Keywords: Islamic character education, an
information filter, freedom information of
Sejarah mencatat bahwa perkembangan teknologi di Indonesia begitu melesat
cepat, terkhusus pada dunia informatika dan komunikasi. Terbukti pada
pertengahan abad 20 pasca kemerdekaan Indonesia hingga akhir orde baru, masih
sangat jarang ditemukan alat-alat komunikasi berbasis teknologi. Katakanlah
televisi sebagai salah satu media informatika kala itu, mungkin dalam satu
daerah terutama pedesaan hanya satu atau dua orang saja yang memilikinya.
Itupun orang yang mempunyai kedudukan terpandang misalnya sebagai pegawai
pemerintah atau kepala desa. Penyampaian berita jarak jauh pun masih
menggunakan sistem surat menyurat melalui layanan POS, telegram ataupun telepon
duduk.
Namun seiring perkembangan
zaman, juga pengaruh arus globalisasi yang kian merambah dan menyebar dengan
begitu cepat, sehingga pada permulaan abad 21 ini telah terjadi perubahan
besar-besaran tekait dengan alat komunikasi dan informatika. Mulai dari HP merk
jadul yang hanya bisa SMS dan telepon (Call) hingga saat ini muncul
berbagai macam type HP smartphone, tablet dan lain sebagainya
yang dilengkapi layanan aplikasi-aplikasi untuk mengakses informasi secara luas
dan bebas melalui dunia internet. Hal ini tidak lain merupakan salah satu efek
yang timbul dari revolusi industri yang terjadi di negara-negara barat.
Hegemoni Barat dalam kemajuan telekomunikasi tak diragukan lagi
sarat dengan nilai-nilai tertentu, seperti ucapan terkenal ahli komunikasi
Marshall McLuhan: “Medium is the message” melalui program inilah terjadi
ekspansi dan penetrasi nilai-nilai
semacam “keserbalonggaran” (permissiveness) hubungan antara laki-laki
dan perempuan, kehidupan yang serba materialistik dan hedonistik, atau kultur
kekerasan, yang tidak semuanya cocok dengan nilai-nilai budaya dan agama
masyarakat Indonesia.[1]
Dengan melihat fenomena-fenomena tersebut, muncullah pertanyaan bagaimana
peran pendidikan karakter dalam Islam dalam membentengi masyarakat, khususnya
peserta didik dari pengaruhpengaruh negatif kebebasan informasi? Langkah apa
yang ditawarkan pendidikan Islam untuk memfilter informasi-informasi yang
beredar di sosial media?
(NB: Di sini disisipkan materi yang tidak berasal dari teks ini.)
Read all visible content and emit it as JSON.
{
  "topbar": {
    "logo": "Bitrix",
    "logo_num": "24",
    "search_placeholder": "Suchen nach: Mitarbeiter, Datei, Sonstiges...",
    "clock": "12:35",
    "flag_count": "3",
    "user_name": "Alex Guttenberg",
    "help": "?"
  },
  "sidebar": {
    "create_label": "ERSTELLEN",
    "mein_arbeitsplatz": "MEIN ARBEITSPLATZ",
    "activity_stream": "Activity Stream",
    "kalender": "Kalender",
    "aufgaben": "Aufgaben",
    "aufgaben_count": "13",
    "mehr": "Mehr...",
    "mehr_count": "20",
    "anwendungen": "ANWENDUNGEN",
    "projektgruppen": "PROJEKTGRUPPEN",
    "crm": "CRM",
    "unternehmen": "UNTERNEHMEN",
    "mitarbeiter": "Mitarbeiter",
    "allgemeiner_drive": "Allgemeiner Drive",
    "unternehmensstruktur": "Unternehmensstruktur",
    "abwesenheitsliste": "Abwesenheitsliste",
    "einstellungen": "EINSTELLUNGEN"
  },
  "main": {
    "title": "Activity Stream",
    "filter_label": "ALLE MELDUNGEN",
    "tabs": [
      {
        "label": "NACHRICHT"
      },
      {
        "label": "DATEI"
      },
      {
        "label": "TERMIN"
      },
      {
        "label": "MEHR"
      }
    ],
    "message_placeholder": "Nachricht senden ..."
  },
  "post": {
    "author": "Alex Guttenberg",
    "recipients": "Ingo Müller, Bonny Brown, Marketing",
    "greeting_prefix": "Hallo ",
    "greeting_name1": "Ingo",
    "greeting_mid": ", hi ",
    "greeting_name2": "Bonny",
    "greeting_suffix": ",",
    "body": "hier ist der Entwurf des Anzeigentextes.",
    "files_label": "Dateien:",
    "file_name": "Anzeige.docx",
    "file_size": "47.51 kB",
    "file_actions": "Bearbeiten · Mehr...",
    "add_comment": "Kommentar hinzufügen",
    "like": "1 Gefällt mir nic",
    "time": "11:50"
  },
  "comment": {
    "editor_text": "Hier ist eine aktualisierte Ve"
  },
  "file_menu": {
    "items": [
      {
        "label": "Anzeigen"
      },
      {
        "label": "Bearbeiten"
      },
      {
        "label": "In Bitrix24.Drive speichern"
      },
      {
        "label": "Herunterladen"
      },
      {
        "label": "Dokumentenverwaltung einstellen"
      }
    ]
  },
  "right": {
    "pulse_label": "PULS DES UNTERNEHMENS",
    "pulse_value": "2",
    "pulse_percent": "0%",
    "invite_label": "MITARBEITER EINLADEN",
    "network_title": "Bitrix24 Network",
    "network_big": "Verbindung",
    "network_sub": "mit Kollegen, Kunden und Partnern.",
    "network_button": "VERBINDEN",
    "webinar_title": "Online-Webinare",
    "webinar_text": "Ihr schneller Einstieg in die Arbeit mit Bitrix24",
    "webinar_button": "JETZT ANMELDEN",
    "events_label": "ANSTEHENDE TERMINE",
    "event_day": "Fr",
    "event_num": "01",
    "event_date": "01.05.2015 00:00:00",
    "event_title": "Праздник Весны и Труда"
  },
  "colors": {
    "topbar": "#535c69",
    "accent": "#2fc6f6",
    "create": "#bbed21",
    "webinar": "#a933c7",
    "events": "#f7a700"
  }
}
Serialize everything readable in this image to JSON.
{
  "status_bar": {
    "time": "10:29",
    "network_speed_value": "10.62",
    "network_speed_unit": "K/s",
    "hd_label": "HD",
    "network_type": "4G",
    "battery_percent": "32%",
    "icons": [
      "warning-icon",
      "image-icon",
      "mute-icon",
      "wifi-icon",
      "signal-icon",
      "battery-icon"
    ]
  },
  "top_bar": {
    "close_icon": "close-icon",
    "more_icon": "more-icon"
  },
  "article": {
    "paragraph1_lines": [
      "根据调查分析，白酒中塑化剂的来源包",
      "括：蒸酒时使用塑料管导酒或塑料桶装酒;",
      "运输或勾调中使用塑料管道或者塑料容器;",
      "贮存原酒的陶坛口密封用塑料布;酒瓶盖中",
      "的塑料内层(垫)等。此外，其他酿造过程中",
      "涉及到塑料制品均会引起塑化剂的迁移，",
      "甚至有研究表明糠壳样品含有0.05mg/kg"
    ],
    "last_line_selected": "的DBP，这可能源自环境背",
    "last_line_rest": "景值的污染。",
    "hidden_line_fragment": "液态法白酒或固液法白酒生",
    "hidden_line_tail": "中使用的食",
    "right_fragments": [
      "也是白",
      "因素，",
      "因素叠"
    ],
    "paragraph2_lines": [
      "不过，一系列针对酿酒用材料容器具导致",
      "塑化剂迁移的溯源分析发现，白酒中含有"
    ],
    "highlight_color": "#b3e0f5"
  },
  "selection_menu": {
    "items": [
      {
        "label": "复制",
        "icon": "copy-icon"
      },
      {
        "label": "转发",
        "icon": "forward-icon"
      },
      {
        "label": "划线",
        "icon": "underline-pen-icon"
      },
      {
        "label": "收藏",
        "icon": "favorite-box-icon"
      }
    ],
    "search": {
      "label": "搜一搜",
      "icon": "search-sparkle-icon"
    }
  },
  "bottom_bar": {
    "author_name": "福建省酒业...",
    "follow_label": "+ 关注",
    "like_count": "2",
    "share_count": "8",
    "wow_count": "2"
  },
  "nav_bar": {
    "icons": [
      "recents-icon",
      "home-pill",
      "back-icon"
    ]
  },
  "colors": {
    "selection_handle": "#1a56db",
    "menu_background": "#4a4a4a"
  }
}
Dan bagaimana pelajar berperan dalam menangkal hoax
yang sering beredar di sosial media?
1.
ERA KEBEBASAN INFORMASI
Sejak berakhirnya rezim orde baru, di Indonesia terjadi suatu
perubahan yang cukup signifikan, mulai dari sistem pemerintahan yang otoriter
sentral menjadi lebih demokratis desentral. Hingga terkait informasi pun yang
awal mulanya begitu ketat dan tertutup serta tidak setiap individu dapat dengan
mudah mengakses ataupun menyebarkan berita/informasi. Sejak beralihnya ke masa
reformasi, hak untuk memperoleh dan menyebarkan berita/informasi berubah
menjadi suatu kebebasan atas nama Hak Asasi Manusia (HAM) bagi setiap warga.
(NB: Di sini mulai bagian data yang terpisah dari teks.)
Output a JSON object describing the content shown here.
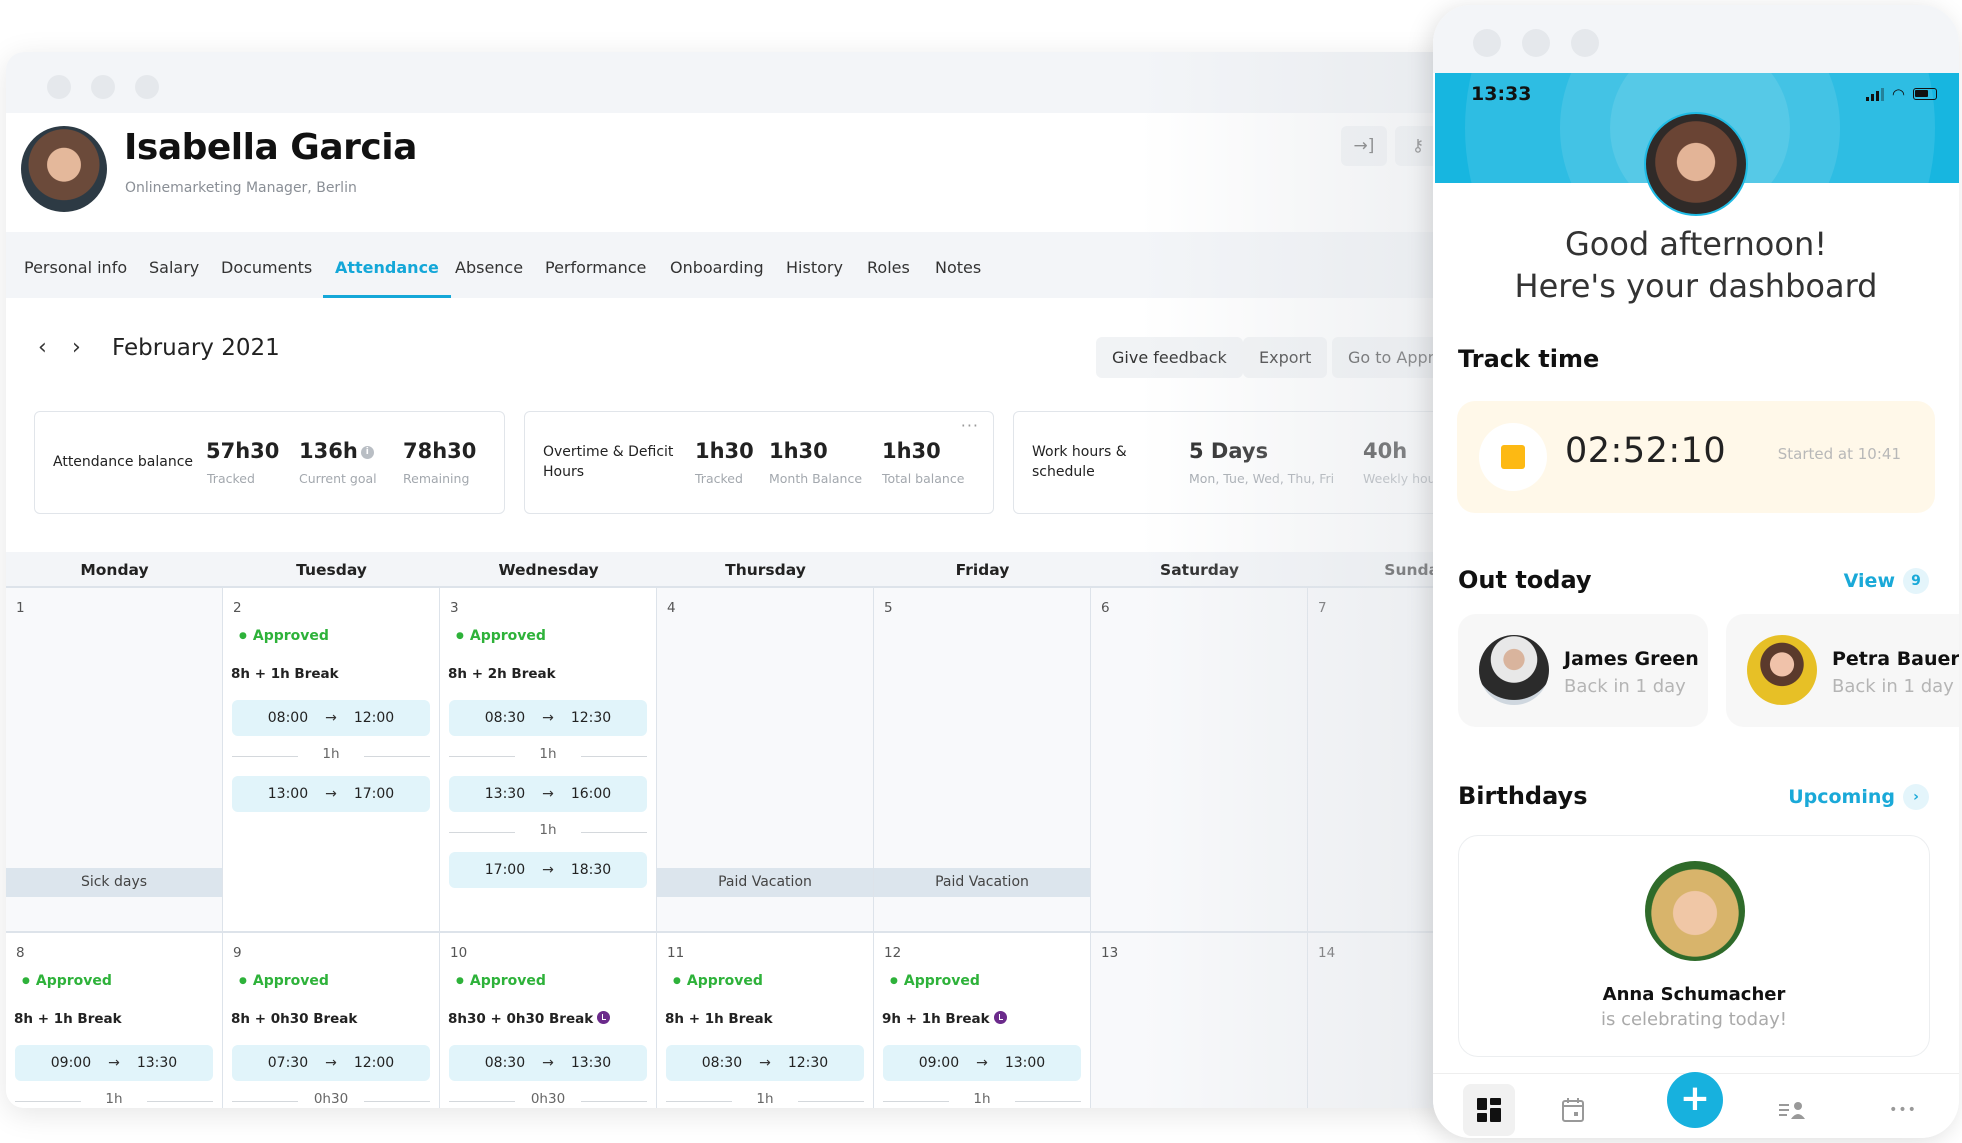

Menurut A. Patra M. Zen, hak untuk informasi selain merupakan bagian dari hak
sipil dan politik, namun juga terkait erat dengan pemenuhan hak asasi lainnya,
termasuk hak ekonomi, sosial dan budaya. Ini tercermin dari pasal 17 konvensi
hak-hak anak yang merumuskan betapa pentingnya untuk dijamin negara, hak atas
informasi, khususnya dalam rangka mewujudkan standar kesehatan yang tinggi bagi
anak dan remaja.[2]
Kebebasan informasi sebenarnya juga telah dilegitimasi UUD 1945,
yang mana pada masa reformasi mengalami perubahan sebanyak 4 kali yaitu tahun
1999, 2000, 2001, 2002. Salah satu muatannya adalah penegasan eksistensi hak
asasi manusia secara komprehensif termasuk hak atas kebebasan memperoleh
informasi publik. Hal ini tertuang pada Pasal 28 F yang berbunyi:
“Setiap orang berhak untuk berkomunikasi dan memperoleh informasi
untuk mengembangkan pribadi dan lingkungan sosialnya, serta berhak untuk
mencari, memperoleh, memiliki, menyimpan, mengolah dan menyampaikan informasi
dengan menggunakan segala jenis saluran yang tersedia.”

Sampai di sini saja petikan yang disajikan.